3 The best way to ruin a day is ruin a plate of food
If you have not been a victim of this, you're so lucky. This is as bad as dropping your food on the floor. This is ruining a plate of food accidentally, but still end up somehow feeling super guilty because of it. You end up hating seasonings, hating the person who didn't screw on the top right, and hating the design of the bottle if it doesn't have those tiny holes for sprinkling. Seeing this in front of you brings up feelings of anger, but also helplessness. Watching you ruin your own plate of food feels almost like a heartbreak. Yep, it hurts almost that much. Especially if it's a plate of food that was cooked with tender love and care. The lesson here is to check the condiment and herb bottle well then sprinkle very carefully.
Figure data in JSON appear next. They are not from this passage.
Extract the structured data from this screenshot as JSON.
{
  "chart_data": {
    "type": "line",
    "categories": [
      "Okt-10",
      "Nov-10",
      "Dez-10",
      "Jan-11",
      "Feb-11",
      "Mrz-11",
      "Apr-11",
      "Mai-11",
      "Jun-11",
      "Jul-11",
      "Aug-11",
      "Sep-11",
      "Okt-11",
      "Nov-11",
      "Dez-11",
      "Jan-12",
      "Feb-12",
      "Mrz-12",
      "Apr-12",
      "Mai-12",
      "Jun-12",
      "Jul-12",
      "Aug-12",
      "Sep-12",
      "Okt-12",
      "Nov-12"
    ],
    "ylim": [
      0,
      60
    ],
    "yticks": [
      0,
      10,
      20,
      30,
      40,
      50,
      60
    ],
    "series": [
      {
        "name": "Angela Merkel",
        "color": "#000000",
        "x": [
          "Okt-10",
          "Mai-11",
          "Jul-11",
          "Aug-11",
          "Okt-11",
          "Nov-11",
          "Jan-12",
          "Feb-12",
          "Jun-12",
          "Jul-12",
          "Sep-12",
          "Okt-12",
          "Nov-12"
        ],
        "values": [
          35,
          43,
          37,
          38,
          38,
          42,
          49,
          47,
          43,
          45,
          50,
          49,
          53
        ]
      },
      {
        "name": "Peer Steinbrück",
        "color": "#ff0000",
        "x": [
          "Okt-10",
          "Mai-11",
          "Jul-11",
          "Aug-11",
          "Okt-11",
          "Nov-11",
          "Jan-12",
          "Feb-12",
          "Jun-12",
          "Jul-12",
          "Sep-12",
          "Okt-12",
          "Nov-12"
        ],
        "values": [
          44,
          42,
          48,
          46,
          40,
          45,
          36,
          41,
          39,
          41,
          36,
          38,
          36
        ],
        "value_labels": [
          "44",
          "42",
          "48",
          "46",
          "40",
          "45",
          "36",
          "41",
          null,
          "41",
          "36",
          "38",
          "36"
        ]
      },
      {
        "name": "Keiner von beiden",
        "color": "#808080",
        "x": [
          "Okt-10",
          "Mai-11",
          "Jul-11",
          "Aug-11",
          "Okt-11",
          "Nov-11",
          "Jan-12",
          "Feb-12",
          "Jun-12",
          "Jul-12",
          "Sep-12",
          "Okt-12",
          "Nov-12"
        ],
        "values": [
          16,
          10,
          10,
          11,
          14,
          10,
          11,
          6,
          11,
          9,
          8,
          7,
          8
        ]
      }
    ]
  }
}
If this has happened to you more than once, you have probably hated life several times and should have learned by now.
2 Hating life are both human's best friend and human
If you think the human is angry right in this picture, wait until later when the party gets started. There is no way to avoid the outcome here. It's a matter of waiting and hoping that it's not as bad as your mind has made it out to be. The human would hate life here shortly. If they've got their wits about them, the best option would be to chain the dog outdoors to avoid hating life all the way to the top. The human in this story is not the only one who would be hating life. This poor dog would be hating life, as well, but not understanding why and what has happened. It will be an innocent hate, but a hatred nonetheless. No one is getting out of this situation without feeling bad and dirty, as though all of this could have somehow been easily avoided.
1 The old toothpaste gag
One way to hate life even more is putting anything on your toothbrush that isn't toothpaste. There are all kinds of viral videos of people playing a prank on roommates and partners with toothpaste gags. When someone takes jokes to this level, there's something wrong with them, something wrong inside in the head and in the heart. OK, some call it fun, but fun, like most things, is such a relative term. One thing's for sure, it's no fun to brush teeth with a hemorrhoid cream, denture cream, mayo, cortisol, or food coloring. So wrong, so much wrong and so much gagging and possible vomiting. Who has so much time on their hands to think about cruel ways to hurt people? Or there's also the scenarios where one accidentally pranks oneself by reaching for the diaper rash tube thinking it's toothpaste because babies make people tired and unable to focus on small print lettering on similar looking products. Keep anything tubular that isn't toothpaste away from the bathroom and continue loving life like always.